The last days of August always make me remember my folks, Norman Busk and Evelyn Anderson Busk. My father’s birthday was August 21st and my mother’s August 31st. She was a little over two years older than he was.
According to family legend—as told by Grandpa Anderson–my father showed up at the house as a young buck courting my mother’s younger sister. Grandpa always insisted that he told him, “Norman, in this house we eat the old bread first,” causing my father to end up with my mother, Evie, as opposed to my Aunt Toots.
Because my mother didn’t want to be a “cradle robber,” she set their wedding date for August 24, 1936, three days after my father turned twenty and seven days before she turned twenty-two. That way there was only a year between them when they married, and he was no longer a teenager.
It was a match made in heaven that lasted for sixty-eight years and seven kids and countless grandkids. They were steady, hard-working people with rock solid values and keen senses of humor. They loved jokes—a teaspoon with a hole in it in the sugar bowl; a half cup that really was a cup cut in half. If someone asked for only half a cup of coffee, that was the one my mother brought out.
My mother, a stay at home mom with only a seventh grade education, cooked three meals a day for nine people. She sewed most of my dresses. She washed clothes on Monday and ironed on Tuesday like clockwork. She canned peaches and apricots in the dead of summer in Arizona. She herded kids around and made sure we got to scouts and Pilgrim Fellowship and Sunday school and choir practice and little league. Once there were paper routes in the family, she oversaw those and made sure that the monies from that were properly handled. And, if one of us got out of line, there was none of this “wait ’til your father gets home” nonsense. She was perfectly capable of taking a fly swatter to the wrongdoer’s backside if the crime in question merited that kind of punishment.
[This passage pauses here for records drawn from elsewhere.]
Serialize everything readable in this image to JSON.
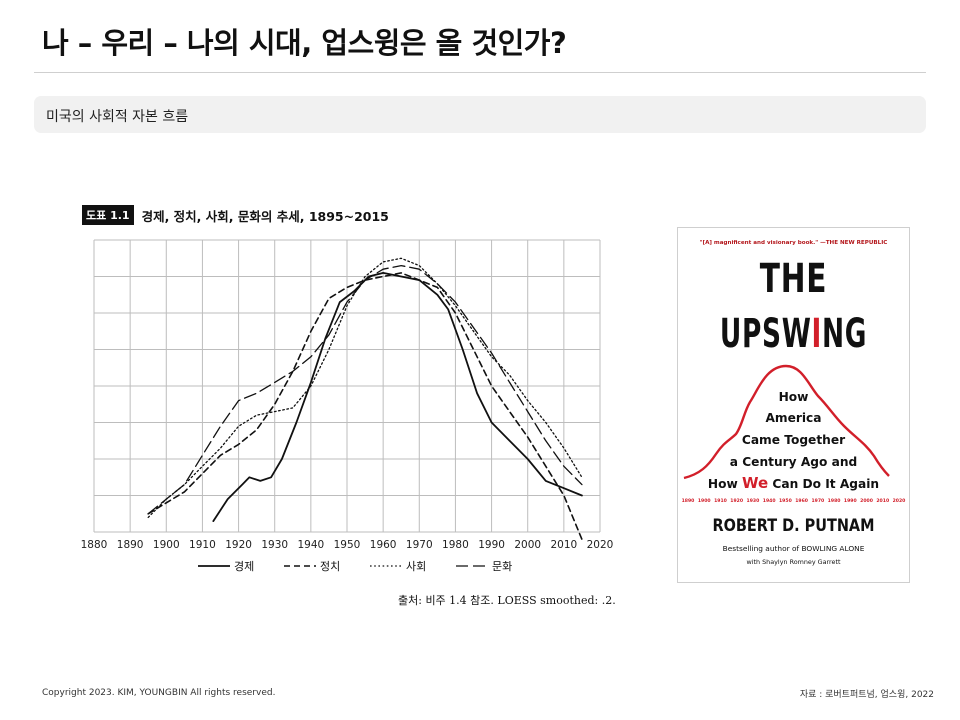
{
  "slide": {
    "title": "나 – 우리 – 나의 시대, 업스윙은 올 것인가?",
    "subtitle": "미국의 사회적 자본 흐름"
  },
  "chart_header": {
    "tag": "도표 1.1",
    "title": "경제, 정치, 사회, 문화의 추세, 1895~2015"
  },
  "chart_data": {
    "type": "line",
    "title": "경제, 정치, 사회, 문화의 추세, 1895~2015",
    "xlabel": "",
    "ylabel": "",
    "xlim": [
      1880,
      2020
    ],
    "ylim": [
      0,
      8
    ],
    "xticks": [
      1880,
      1890,
      1900,
      1910,
      1920,
      1930,
      1940,
      1950,
      1960,
      1970,
      1980,
      1990,
      2000,
      2010,
      2020
    ],
    "grid": true,
    "legend_position": "bottom",
    "series": [
      {
        "name": "경제",
        "style": "solid",
        "color": "#111111",
        "points": [
          [
            1913,
            0.3
          ],
          [
            1917,
            0.9
          ],
          [
            1921,
            1.3
          ],
          [
            1923,
            1.5
          ],
          [
            1926,
            1.4
          ],
          [
            1929,
            1.5
          ],
          [
            1932,
            2.0
          ],
          [
            1936,
            3.0
          ],
          [
            1940,
            4.1
          ],
          [
            1944,
            5.3
          ],
          [
            1948,
            6.3
          ],
          [
            1952,
            6.6
          ],
          [
            1956,
            7.0
          ],
          [
            1960,
            7.1
          ],
          [
            1965,
            7.0
          ],
          [
            1970,
            6.9
          ],
          [
            1975,
            6.5
          ],
          [
            1978,
            6.1
          ],
          [
            1982,
            5.0
          ],
          [
            1986,
            3.8
          ],
          [
            1990,
            3.0
          ],
          [
            1995,
            2.5
          ],
          [
            2000,
            2.0
          ],
          [
            2005,
            1.4
          ],
          [
            2010,
            1.2
          ],
          [
            2015,
            1.0
          ]
        ]
      },
      {
        "name": "정치",
        "style": "dashed",
        "color": "#111111",
        "points": [
          [
            1895,
            0.5
          ],
          [
            1900,
            0.8
          ],
          [
            1905,
            1.1
          ],
          [
            1910,
            1.6
          ],
          [
            1915,
            2.1
          ],
          [
            1920,
            2.4
          ],
          [
            1925,
            2.8
          ],
          [
            1930,
            3.5
          ],
          [
            1935,
            4.4
          ],
          [
            1940,
            5.5
          ],
          [
            1945,
            6.4
          ],
          [
            1950,
            6.7
          ],
          [
            1955,
            6.9
          ],
          [
            1960,
            7.0
          ],
          [
            1965,
            7.1
          ],
          [
            1970,
            6.9
          ],
          [
            1975,
            6.7
          ],
          [
            1980,
            6.0
          ],
          [
            1985,
            5.0
          ],
          [
            1990,
            4.0
          ],
          [
            1995,
            3.3
          ],
          [
            2000,
            2.6
          ],
          [
            2005,
            1.8
          ],
          [
            2010,
            1.0
          ],
          [
            2015,
            -0.2
          ]
        ]
      },
      {
        "name": "사회",
        "style": "dotted",
        "color": "#111111",
        "points": [
          [
            1895,
            0.4
          ],
          [
            1900,
            0.9
          ],
          [
            1905,
            1.3
          ],
          [
            1910,
            1.8
          ],
          [
            1915,
            2.3
          ],
          [
            1920,
            2.9
          ],
          [
            1925,
            3.2
          ],
          [
            1930,
            3.3
          ],
          [
            1935,
            3.4
          ],
          [
            1940,
            4.0
          ],
          [
            1945,
            5.0
          ],
          [
            1950,
            6.2
          ],
          [
            1955,
            7.0
          ],
          [
            1960,
            7.4
          ],
          [
            1965,
            7.5
          ],
          [
            1970,
            7.3
          ],
          [
            1975,
            6.8
          ],
          [
            1980,
            6.2
          ],
          [
            1985,
            5.5
          ],
          [
            1990,
            4.8
          ],
          [
            1995,
            4.3
          ],
          [
            2000,
            3.6
          ],
          [
            2005,
            3.0
          ],
          [
            2010,
            2.3
          ],
          [
            2015,
            1.5
          ]
        ]
      },
      {
        "name": "문화",
        "style": "longdash",
        "color": "#111111",
        "points": [
          [
            1895,
            0.5
          ],
          [
            1900,
            0.9
          ],
          [
            1905,
            1.3
          ],
          [
            1910,
            2.1
          ],
          [
            1915,
            2.9
          ],
          [
            1920,
            3.6
          ],
          [
            1925,
            3.8
          ],
          [
            1930,
            4.1
          ],
          [
            1935,
            4.4
          ],
          [
            1940,
            4.8
          ],
          [
            1945,
            5.4
          ],
          [
            1950,
            6.3
          ],
          [
            1955,
            6.9
          ],
          [
            1960,
            7.2
          ],
          [
            1965,
            7.3
          ],
          [
            1970,
            7.2
          ],
          [
            1975,
            6.8
          ],
          [
            1980,
            6.3
          ],
          [
            1985,
            5.6
          ],
          [
            1990,
            4.9
          ],
          [
            1995,
            4.1
          ],
          [
            2000,
            3.3
          ],
          [
            2005,
            2.5
          ],
          [
            2010,
            1.8
          ],
          [
            2015,
            1.3
          ]
        ]
      }
    ]
  },
  "source_note": "출처: 비주 1.4 참조. LOESS smoothed: .2.",
  "book_cover": {
    "quote": "\"[A] magnificent and visionary book.\" —THE NEW REPUBLIC",
    "title_line1": "THE",
    "title_line2_pre": "UPSW",
    "title_line2_accent": "I",
    "title_line2_post": "NG",
    "subtitle_lines": [
      "How",
      "America",
      "Came Together",
      "a Century Ago and"
    ],
    "subtitle_last_pre": "How",
    "subtitle_last_accent": "We",
    "subtitle_last_post": "Can Do It Again",
    "year_labels": [
      "1890",
      "1900",
      "1910",
      "1920",
      "1930",
      "1940",
      "1950",
      "1960",
      "1970",
      "1980",
      "1990",
      "2000",
      "2010",
      "2020"
    ],
    "author": "ROBERT D. PUTNAM",
    "tagline": "Bestselling author of BOWLING ALONE",
    "coauthor": "with Shaylyn Romney Garrett",
    "accent_color": "#d21f2a"
  },
  "footer": {
    "copyright": "Copyright 2023. KIM, YOUNGBIN All rights reserved.",
    "source": "자료 : 로버트퍼트넘, 업스윙, 2022"
  }
}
My father worked—always—but we often teased him about not being able to hold a job. He started out as a farmer; taught school for a time; became an underground miner; drove truck; worked as a carpenter for Phelps Dodge above ground; started a construction company; started a cement business, and eventually—at age 40—found a permanent niche in the life insurance business.
He didn’t make a lot of money, but he and my mother were careful with what they had. They always paid cash for their cars and seldom bought new ones. They tackled home remodeling jobs together although Evie did lay down the law and announce that once she turned 75, she wasn’t doing roofing any more.
I remember growing up in a home filled with laughter and music. Believe me, Norman had a lot to do with the laughter and nothing at all to do with the music. We always said, “There are 88 keys on the piano, and Daddy sings in the cracks.” Evie, without ever having taken a music lesson, taught us to sing in three and four part harmony. She was also an encyclopedia of song lyrics, and we sang while we did dishes and housework and while we were crammed like sardines in hot cars driving back and forth to South Dakota to visit relatives during summer vacation: They Cut Down the Old Pine Tree; Ain’t We Crazy; Sweet Violets; In the Baggage Coach Ahead; Vive La Cookery Maid; There’s a Lonely Little Robin.
The occasion of my folks’ 65th wedding anniversary was the last one when we were all together before losing my younger brother, Jim. We sat around in a hotel party room and sang all those old songs. When we left, Bill turned to me and said, “How did you all learn to sing in harmony?” To which I replied, “Doesn’t everybody?”
As my parents aged, they had their challenges. My father had short term memory loss and couldn’t remember how to get home. My mother had macular degeneration and couldn’t drive, but she would tell him where to turn. Together they made it work.
Jim’s death at age fifty due to an undiagnosed heart ailment, was a loss from which my parents never fully recovered. His presence in town had allowed them to stay in their own home long after they would have had to call it quits. Once he was gone, they had to move to assisted living. When my father died of a stroke a few years after that, the light and laughter went out of my mother’s life as well. When she passed away, I couldn’t summon any tears because I knew that away was exactly where she wanted to be.
And so, at the end of August, I can’t help but remember those two wonderful people who put their shoulders to the wheel and their noses to the grindstone and did it together for close to seventy years.
Happy Birthdays. Happy Anniversary.
And for the record, I’m not releasing any helium balloons, fictional or otherwise.